PowerDNS / pdns

PowerDNS Authoritative, PowerDNS Recursor, dnsdist
https://www.powerdns.com/
GNU General Public License v2.0
3.63k stars 904 forks source link

prometheus metrics: better understanding of SERVFAILS with RFC8914 Extended DNS Error counters #9733

Open appliedprivacy opened 3 years ago

appliedprivacy commented 3 years ago

Short description

When looking at dnsdist prometheus metrics SERVFAIL graphs the obvious question comes up: What is the root cause behind them? A recently published RFC aims to help with that: https://datatracker.ietf.org/doc/rfc8914/ https://blog.cloudflare.com/unwrap-the-servfail/

Usecase

Better understanding of the root cause behind SERVFAILs (if EDE data is available)

Description

Would be nice if each EDE case would be counted and published in prometheus metrics individually if the information is available.

Current metrics

could be extended with a EDE label containing the codes:

ede= https://www.iana.org/assignments/dns-parameters/dns-parameters.xhtml#extended-dns-error-codes

 Other
 Unsupported DNSKEY Algorithm
 Unsupported DS Digest Type
 Stale Answer
 Forged Answer
 DNSSEC Indeterminate
 DNSSEC Bogus
 Signature Expired
 Signature Not Yet Valid
 DNSKEY Missing
 RRSIGs Missing
 No Zone Key Bit Set
 NSEC Missing
 Cached Error
 Not Ready
 Blocked
 Censored
 Filtered
 Prohibited
 Stale NXDOMAIN Answer
 Not Authoritative
 Not Supported
 No Reachable Authority
 Network Error
 Invalid Data

example:

dnsdist_servfail_responses{ede="DNSSEC Bogus"} 10

In addition to those with an EDE present it would be nice to also see the amount of SERVFAIL with no EDE present.
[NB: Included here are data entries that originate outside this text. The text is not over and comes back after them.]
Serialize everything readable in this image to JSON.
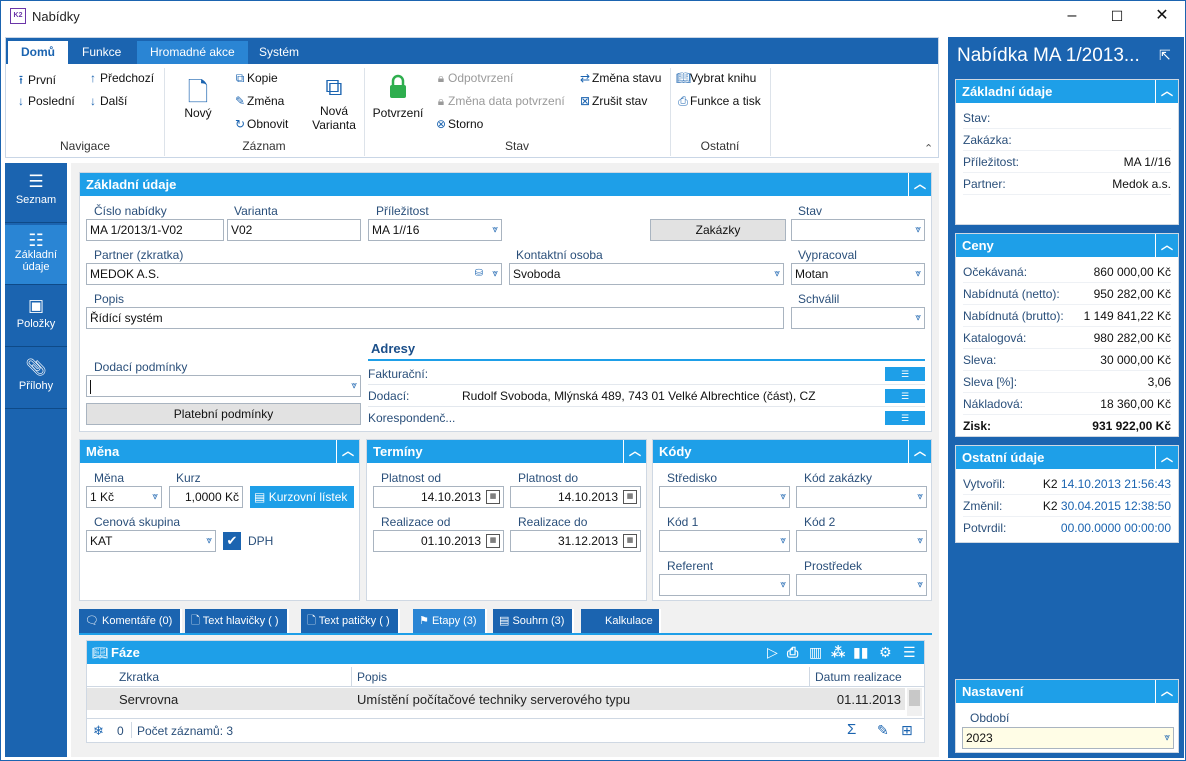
{
  "window": {
    "title": "Nabídky",
    "minimize": "–",
    "maximize": "☐",
    "close": "✕"
  },
  "ribbon": {
    "tabs": [
      "Domů",
      "Funkce",
      "Hromadné akce",
      "Systém"
    ],
    "navigace": {
      "first": "První",
      "last": "Poslední",
      "prev": "Předchozí",
      "next": "Další",
      "group": "Navigace"
    },
    "zaznam": {
      "new": "Nový",
      "copy": "Kopie",
      "change": "Změna",
      "refresh": "Obnovit",
      "variant1": "Nová",
      "variant2": "Varianta",
      "group": "Záznam"
    },
    "stav": {
      "confirm": "Potvrzení",
      "unconfirm": "Odpotvrzení",
      "change_date": "Změna data potvrzení",
      "storno": "Storno",
      "change_state": "Změna stavu",
      "cancel_state": "Zrušit stav",
      "group": "Stav"
    },
    "ostatni": {
      "book": "Vybrat knihu",
      "print": "Funkce a tisk",
      "group": "Ostatní"
    }
  },
  "nav": [
    {
      "label1": "Seznam",
      "label2": ""
    },
    {
      "label1": "Základní",
      "label2": "údaje"
    },
    {
      "label1": "Položky",
      "label2": ""
    },
    {
      "label1": "Přílohy",
      "label2": ""
    }
  ],
  "basic": {
    "title": "Základní údaje",
    "cislo_label": "Číslo nabídky",
    "cislo": "MA 1/2013/1-V02",
    "varianta_label": "Varianta",
    "varianta": "V02",
    "prilezitost_label": "Příležitost",
    "prilezitost": "MA 1//16",
    "zakazky_btn": "Zakázky",
    "stav_label": "Stav",
    "stav": "",
    "partner_label": "Partner (zkratka)",
    "partner": "MEDOK A.S.",
    "kontakt_label": "Kontaktní osoba",
    "kontakt": "Svoboda",
    "vypracoval_label": "Vypracoval",
    "vypracoval": "Motan",
    "popis_label": "Popis",
    "popis": "Řídící systém",
    "schvalil_label": "Schválil",
    "schvalil": "",
    "dodaci_label": "Dodací podmínky",
    "dodaci": "",
    "platebni_btn": "Platební podmínky",
    "adresy_title": "Adresy",
    "fakturacni_label": "Fakturační:",
    "fakturacni": "",
    "dodaci_adr_label": "Dodací:",
    "dodaci_adr": "Rudolf Svoboda, Mlýnská 489, 743 01  Velké Albrechtice (část), CZ",
    "koresp_label": "Korespondenč..."
  },
  "mena": {
    "title": "Měna",
    "mena_label": "Měna",
    "mena": "1 Kč",
    "kurz_label": "Kurz",
    "kurz": "1,0000 Kč",
    "kurzovni_btn": "Kurzovní lístek",
    "skupina_label": "Cenová skupina",
    "skupina": "KAT",
    "dph_label": "DPH"
  },
  "terminy": {
    "title": "Termíny",
    "platnost_od_label": "Platnost od",
    "platnost_od": "14.10.2013",
    "platnost_do_label": "Platnost do",
    "platnost_do": "14.10.2013",
    "realizace_od_label": "Realizace od",
    "realizace_od": "01.10.2013",
    "realizace_do_label": "Realizace do",
    "realizace_do": "31.12.2013"
  },
  "kody": {
    "title": "Kódy",
    "stredisko_label": "Středisko",
    "kod_zakazky_label": "Kód zakázky",
    "kod1_label": "Kód 1",
    "kod2_label": "Kód 2",
    "referent_label": "Referent",
    "prostredek_label": "Prostředek"
  },
  "bottom_tabs": [
    "Komentáře (0)",
    "Text hlavičky ( )",
    "Text patičky ( )",
    "Etapy (3)",
    "Souhrn (3)",
    "Kalkulace"
  ],
  "faze": {
    "title": "Fáze",
    "col_zkratka": "Zkratka",
    "col_popis": "Popis",
    "col_datum": "Datum realizace",
    "rows": [
      {
        "zkratka": "Servrovna",
        "popis": "Umístění počítačové techniky serverového typu",
        "datum": "01.11.2013"
      }
    ],
    "footer_count_num": "0",
    "footer_count": "Počet záznamů: 3"
  },
  "right": {
    "title": "Nabídka MA 1/2013...",
    "zakladni": {
      "title": "Základní údaje",
      "stav_l": "Stav:",
      "stav": "",
      "zakazka_l": "Zakázka:",
      "zakazka": "",
      "prilezitost_l": "Příležitost:",
      "prilezitost": "MA 1//16",
      "partner_l": "Partner:",
      "partner": "Medok a.s."
    },
    "ceny": {
      "title": "Ceny",
      "rows": [
        {
          "l": "Očekávaná:",
          "v": "860 000,00 Kč"
        },
        {
          "l": "Nabídnutá (netto):",
          "v": "950 282,00 Kč"
        },
        {
          "l": "Nabídnutá (brutto):",
          "v": "1 149 841,22 Kč"
        },
        {
          "l": "Katalogová:",
          "v": "980 282,00 Kč"
        },
        {
          "l": "Sleva:",
          "v": "30 000,00 Kč"
        },
        {
          "l": "Sleva [%]:",
          "v": "3,06"
        },
        {
          "l": "Nákladová:",
          "v": "18 360,00 Kč"
        },
        {
          "l": "Zisk:",
          "v": "931 922,00 Kč"
        }
      ]
    },
    "ostatni": {
      "title": "Ostatní údaje",
      "vytvoril_l": "Vytvořil:",
      "vytvoril_u": "K2",
      "vytvoril": "14.10.2013 21:56:43",
      "zmenil_l": "Změnil:",
      "zmenil_u": "K2",
      "zmenil": "30.04.2015 12:38:50",
      "potvrdil_l": "Potvrdil:",
      "potvrdil": "00.00.0000 00:00:00"
    },
    "nastaveni": {
      "title": "Nastavení",
      "obdobi_l": "Období",
      "obdobi": "2023"
    }
  }
}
rgacogne commented 3 years ago

I don't think we will implement this in dnsdist, as it would require parsing the response which we try to avoid for performance (and feature creep) reasons. I realize it might be useful to centralize these counters when you have several backends, though., but I think it makes much more sense to have this implemented in the backend instead, as we are doing in https://github.com/PowerDNS/pdns/pull/9673.
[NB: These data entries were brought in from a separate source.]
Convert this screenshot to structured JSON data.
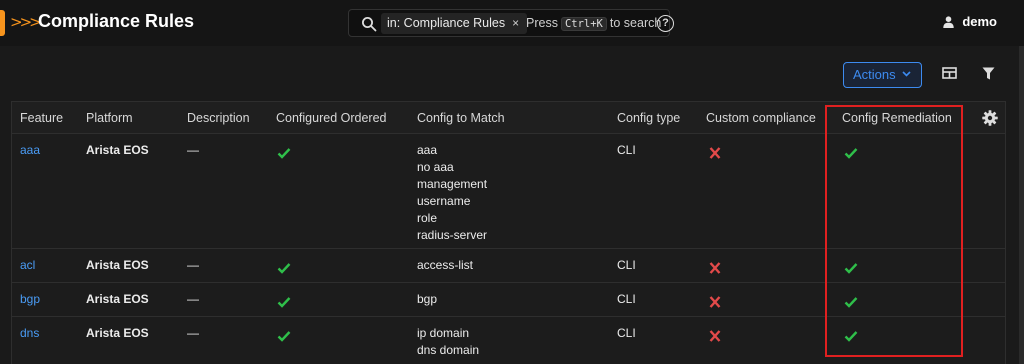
{
  "header": {
    "title": "Compliance Rules",
    "search": {
      "chip": "in: Compliance Rules",
      "chip_close": "×",
      "hint_prefix": "Press",
      "shortcut": "Ctrl+K",
      "hint_suffix": "to search",
      "help": "?"
    },
    "user": "demo"
  },
  "toolbar": {
    "actions_label": "Actions"
  },
  "table": {
    "columns": [
      "Feature",
      "Platform",
      "Description",
      "Configured Ordered",
      "Config to Match",
      "Config type",
      "Custom compliance",
      "Config Remediation"
    ],
    "rows": [
      {
        "feature": "aaa",
        "platform": "Arista EOS",
        "description": "—",
        "configured_ordered": true,
        "config_to_match": [
          "aaa",
          "no aaa",
          "management",
          "username",
          "role",
          "radius-server"
        ],
        "config_type": "CLI",
        "custom_compliance": false,
        "config_remediation": true
      },
      {
        "feature": "acl",
        "platform": "Arista EOS",
        "description": "—",
        "configured_ordered": true,
        "config_to_match": [
          "access-list"
        ],
        "config_type": "CLI",
        "custom_compliance": false,
        "config_remediation": true
      },
      {
        "feature": "bgp",
        "platform": "Arista EOS",
        "description": "—",
        "configured_ordered": true,
        "config_to_match": [
          "bgp"
        ],
        "config_type": "CLI",
        "custom_compliance": false,
        "config_remediation": true
      },
      {
        "feature": "dns",
        "platform": "Arista EOS",
        "description": "—",
        "configured_ordered": true,
        "config_to_match": [
          "ip domain",
          "dns domain"
        ],
        "config_type": "CLI",
        "custom_compliance": false,
        "config_remediation": true
      }
    ]
  },
  "colors": {
    "accent": "#f7941d",
    "link": "#4a9cf5",
    "check": "#2fbf4a",
    "cross": "#e24a4a",
    "highlight": "#e02020"
  },
  "icons": {
    "true_value": "check-icon",
    "false_value": "x-icon"
  }
}
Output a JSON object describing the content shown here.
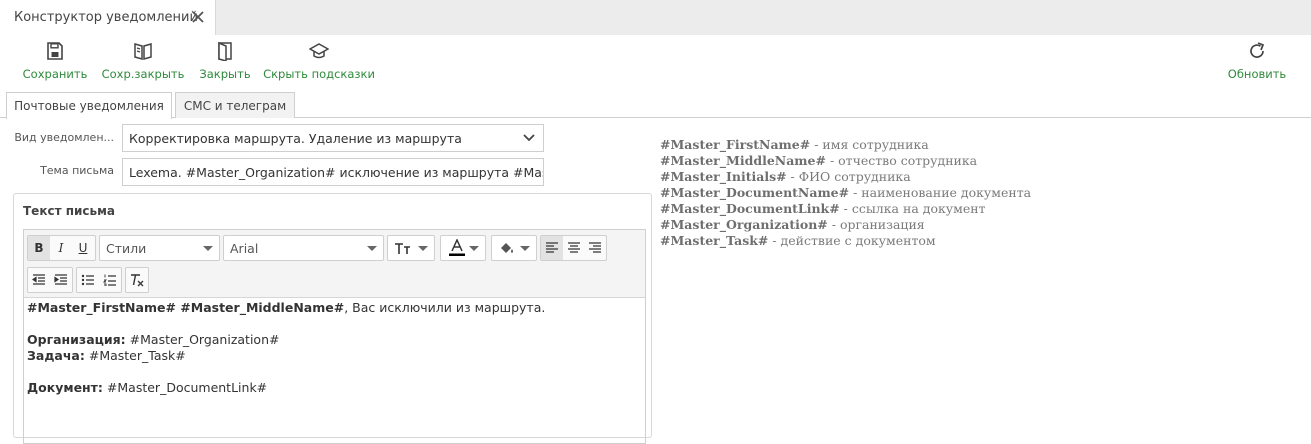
{
  "window": {
    "tab_title": "Конструктор уведомлений"
  },
  "toolbar": {
    "save_label": "Сохранить",
    "save_close_label": "Сохр.закрыть",
    "close_label": "Закрыть",
    "hide_hints_label": "Скрыть подсказки",
    "refresh_label": "Обновить"
  },
  "tabs": [
    {
      "label": "Почтовые уведомления",
      "active": true
    },
    {
      "label": "СМС и телеграм",
      "active": false
    }
  ],
  "form": {
    "type_label": "Вид уведомлен...",
    "type_value": "Корректировка маршрута. Удаление из маршрута",
    "subject_label": "Тема письма",
    "subject_value": "Lexema. #Master_Organization# исключение из маршрута #Master_Task#"
  },
  "editor": {
    "title": "Текст письма",
    "styles_value": "Стили",
    "font_value": "Arial",
    "body": {
      "line1_bold": "#Master_FirstName# #Master_MiddleName#",
      "line1_rest": ", Вас исключили из маршрута.",
      "org_label": "Организация:",
      "org_value": " #Master_Organization#",
      "task_label": "Задача:",
      "task_value": " #Master_Task#",
      "doc_label": "Документ:",
      "doc_value": " #Master_DocumentLink#"
    }
  },
  "hints": [
    {
      "key": "#Master_FirstName#",
      "desc": " - имя сотрудника"
    },
    {
      "key": "#Master_MiddleName#",
      "desc": " - отчество сотрудника"
    },
    {
      "key": "#Master_Initials#",
      "desc": " - ФИО сотрудника"
    },
    {
      "key": "#Master_DocumentName#",
      "desc": " - наименование документа"
    },
    {
      "key": "#Master_DocumentLink#",
      "desc": " - ссылка на документ"
    },
    {
      "key": "#Master_Organization#",
      "desc": " - организация"
    },
    {
      "key": "#Master_Task#",
      "desc": " - действие с документом"
    }
  ],
  "colors": {
    "accent_green": "#2f8a3c",
    "tabbar_bg": "#ececec"
  }
}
appliedprivacy commented 3 years ago

Thanks for your explanation, understood for SERVFAIL that are simply relayed from backends, but how about SERVFAILs that dnsdist generates itself (ie. because it can not reach any backend)?

rgacogne commented 3 years ago

For answers generated directly from dnsdist it's a different matter and I would be glad to have that feature.
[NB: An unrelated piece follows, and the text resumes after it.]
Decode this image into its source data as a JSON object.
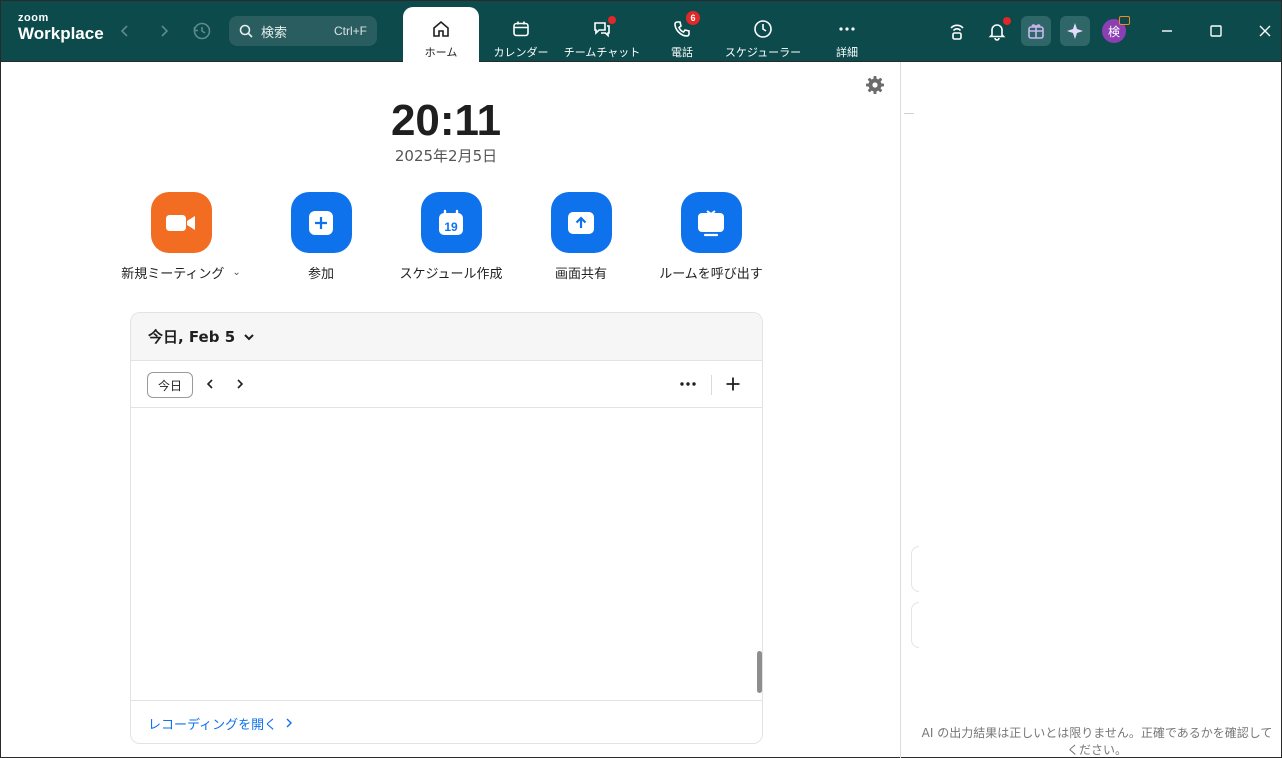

rgacogne commented 3 years ago

There was also some interest in being able to extend RCodeAction to support EDE in https://github.com/PowerDNS/pdns/pull/7636, but it was for an early version of the draft.

johnhtodd commented 3 years ago

+1 for being able to count EDE values that are produced/set by dnsdist itself by any means including those mentioned in #7636 (if fully implemented) or just for "simple" results like the backend(s) not being available, or clients being prohibited via various dynamic or static rules

appliedprivacy commented 2 years ago

it makes much more sense to have this implemented in the backend instead, as we are doing in #9673.

is there already a feature request to add EDE for backend metrics (pdns_recursor_servfail_answers) or should we file one?

rgacogne commented 2 years ago

I don't think we have a feature request for EDE metrics in the recursor, no.